Sunday, January 10, 2010

Shadows

I finally knuckled down and tackled the disgusting piece of hackery that is Quake's shadow code. For now my objective was "just get them working" and after a few issues relating to integration of the old shadow code with my new setup and the order of matrix transforms they came out OK. They're quite fast but can never be as fast as rendering without them.

At the moment I haven't bothered with properly projecting them on to the plane or stretching them off to one side of the model.
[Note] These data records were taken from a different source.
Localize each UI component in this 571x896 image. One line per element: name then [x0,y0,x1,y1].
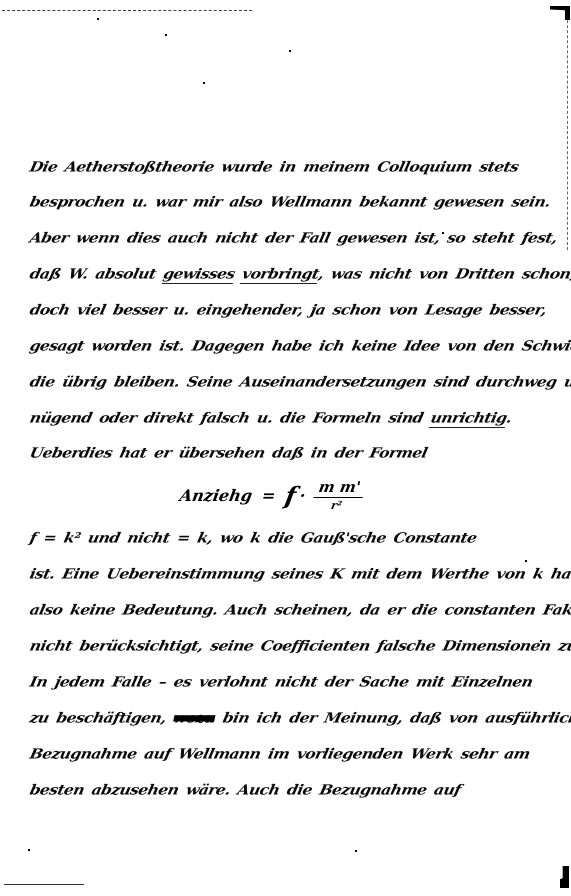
formula-coefficient: f [283,481,298,510]
formula-fraction: m m' r² [311,478,367,512]
scan-speck [28,849,30,851]
scan-edge-top [2,10,252,11]
text-line: Ueberdies hat er übersehen daß in der Fo… [28,444,429,461]
underlined-word: unrichtig [429,409,509,428]
text-line: gesagt worden ist. Dagegen habe ich kein… [28,337,571,354]
text-line: besprochen u. war mir also Wellmann beka… [28,193,552,210]
scan-speck [289,50,291,52]
text-line: die übrig bleiben. Seine Auseinandersetz… [28,373,571,390]
scan-corner-bottom-right [560,866,569,888]
scan-edge-right [567,10,568,250]
scan-speck [355,850,357,852]
text-line: f = k² und nicht = k, wo k die Gauß'sche… [28,529,478,546]
scan-edge-bottom [4,884,84,885]
text-line: Die Aetherstoßtheorie wurde in meinem Co… [28,158,520,175]
scan-speck [525,560,527,562]
text-line: In jedem Falle – es verlohnt nicht der S… [28,673,534,690]
text-line: zu beschäftigen, wozu bin ich der Meinun… [28,709,571,726]
scan-speck [203,82,205,84]
formula-lhs: Anziehg [178,486,254,505]
formula-equals: = [261,486,278,505]
text-line: besten abzusehen wäre. Auch die Bezugnah… [28,781,462,798]
text-line: ist. Eine Uebereinstimmung seines K mit … [28,565,571,582]
text-line: daß W. absolut gewisses vorbringt, was n… [28,265,571,282]
scan-speck [165,34,167,36]
text-line: doch viel besser u. eingehender, ja scho… [28,301,548,318]
underlined-word: vorbringt [240,265,320,284]
manuscript-page: Die Aetherstoßtheorie wurde in meinem Co… [0,0,571,896]
formula-dot: · [298,486,307,505]
scan-speck [97,18,99,20]
underlined-word: gewisses [161,265,236,284]
gravitation-formula: Anziehg = f · m m' r² [176,470,368,520]
text-line: Bezugnahme auf Wellmann im vorliegenden … [28,745,531,762]
text-line: also keine Bedeutung. Auch scheinen, da … [28,601,571,618]
formula-denominator: r² [330,498,343,512]
scan-corner-top-right [550,6,570,20]
text-line: Aber wenn dies auch nicht der Fall gewes… [28,229,559,246]
text-line: nügend oder direkt falsch u. die Formeln… [28,409,513,426]
formula-numerator: m m' [313,478,366,498]
text-line: nicht berücksichtigt, seine Coefficiente… [28,637,571,654]
struck-out-word: wozu [172,709,217,726]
I'm in two minds about this shadows thing. Carmack wrote in the original GLQuake readme that they weren't meant to be very robust, but just a neat little trick that he pulled off quickly enough and was rather fun to look at. Software Quake doesn't have them. Original GLQuake shadows didn't work right on sloped surfaces, and nothing outside of shadow volumes or shadow maps will work right on steps. If a model is just outside of your FOV it's shadow will abruptly disappear, even if it had been stretching half way across your screen in the previous frame. They hurt performance. They have nasty looking hard edges.

What this is leading up to is that I'm thinking of removing r_shadows at some point in the future. They're a novelty trick that makes you go "gee whizz" for about two seconds. If shadows are to be done at all they should be done right (DarkPlaces), and right now that's beyond the scope of DirectQ. Shadows (GLQuake style) really belong in the same big bag of discarded nastiness that mirrors, lack of fullbrights and lack of overbrights have long since been confined to.

I'll leave them in as they are for now, but don't be too surprised if you see them go sometime.